Now looking at the competition, there are other technologies that are being deployed for urinary tract infection, and one of them is the dipsticks that are being used at the GP office. But the main problem with those is that they're not very specific and not very sensitive. So despite the frequent use of the dipsticks, still 50% of the antibiotic prescriptions are inappropriate in primary care. We've seen that the gold standard works very well. So when you take a sample, you culture it for a few days, and then you run it on a mass spectrometer, it gives very reliable results. But the main drawback of that approach is that the results are too late. Basically, you have a window of 10 to 15 minutes of the interaction between the physician and the patient where you need this data to make a selection of the appropriate treatment.
We know there's some competition that's looking into molecular diagnostics as a means to detect the pathogens, but the main drawback of that method is that it is also sensitive to very small fragments of the pathogen. I think we've all seen during COVID that even after an infection has been fully recovered, traces of the pathogens can still be found with PCR two to four weeks after the event, and that makes it rather unsuitable for the primary care setting. If we look at rapid culturing, that's another approach that some parties are looking at at the moment, and I think they've convincingly demonstrated that they can accelerate the culturing from days to hours. But the main problem is you only have 10 to 15 minutes, so even if you get it down to a few hours, it's still too late to be available for the first consultation.
So our proposition is really to provide lab-quality results right at the moment when you need it, between the first interaction of patient and physician. We built quite a good proprietary position around this technology. We filed five patents, various on the integration of the photonic substrate in a cost-effective way, on the disposable design. We have some signal processing and also an expansion into AST, so antimicrobial susceptibility testing. Besides that, we built quite some know-how, particularly our pathogen database with bacterial strains from all over the world.
Finally, we also see that our proprietary position is strengthened by being the first; once you move into the market with this technology, you get access to so many bacterial signatures that you can expand your database and further optimize your classifier, making it an even more attractive product. By this, you see that you have a kind of self-reinforcing mechanism that will be very hard to catch up with.
At the moment, we are 25 at Nostics, and in our management team, we have a lot of entrepreneurial experience. Two of our members of the management team had healthcare startups before that were successfully exited.

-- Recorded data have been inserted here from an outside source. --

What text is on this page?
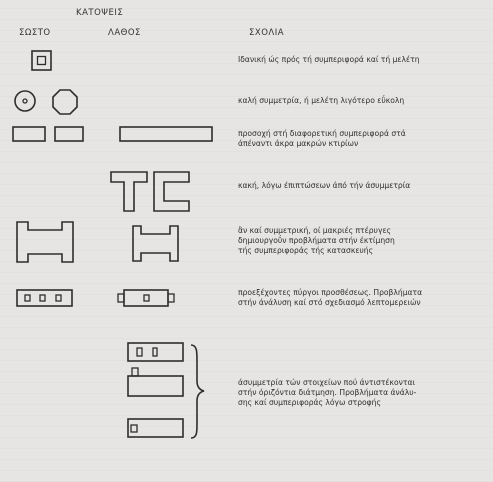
ΚΑΤΟΨΕΙΣ
ΣΩΣΤΟ	ΛΑΘΟΣ	ΣΧΟΛΙΑ
Ιδανική ώς πρός τή συμπεριφορά καί τή μελέτη
καλή συμμετρία, ή μελέτη λιγότερο εΰκολη
προσοχή στή διαφορετική συμπεριφορά στά
άπέναντι άκρα μακρών κτιρίων
κακή, λόγω έπιπτώσεων άπό τήν άσυμμετρία
ἂν καί συμμετρική, οί μακριές πτέρυγες
δημιουργοΰν προβλήματα στήν έκτίμηση
τής συμπεριφοράς τής κατασκευής
προεξέχοντες πύργοι προσθέσεως. Προβλήματα
στήν άνάλυση καί στό σχεδιασμό λεπτομερειών
άσυμμετρία τών στοιχείων πού άντιστέκονται
στήν όριζόντια διάτμηση. Προβλήματα άνάλυ-
σης καί συμπεριφοράς λόγω στροφής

We also have a very strong technical team with many PhDs covering the fields of microbiology, Raman spectroscopy, nanophotonics, and also in the clinical area. And then we have a good team of advisors that advise us on AMR, on microbiology, and also on the business case.
At Nostics, we're currently approaching the end of the feasibility stage, so the technology works well. We validated it in different sample matrices and with different pathogens, and now basically we're raising money to put it in the final form factor where we're going to develop the final system. The final card is, I want to build a pilot line to get us ready for the clinical trials. We think that the clinical trials can be relatively short because we can measure in leftover samples. So we project that it will take about six months, and then, depending on the geography, it might take nine to 12 months to get the clinical approval.
Thank you for your attention. Thank you.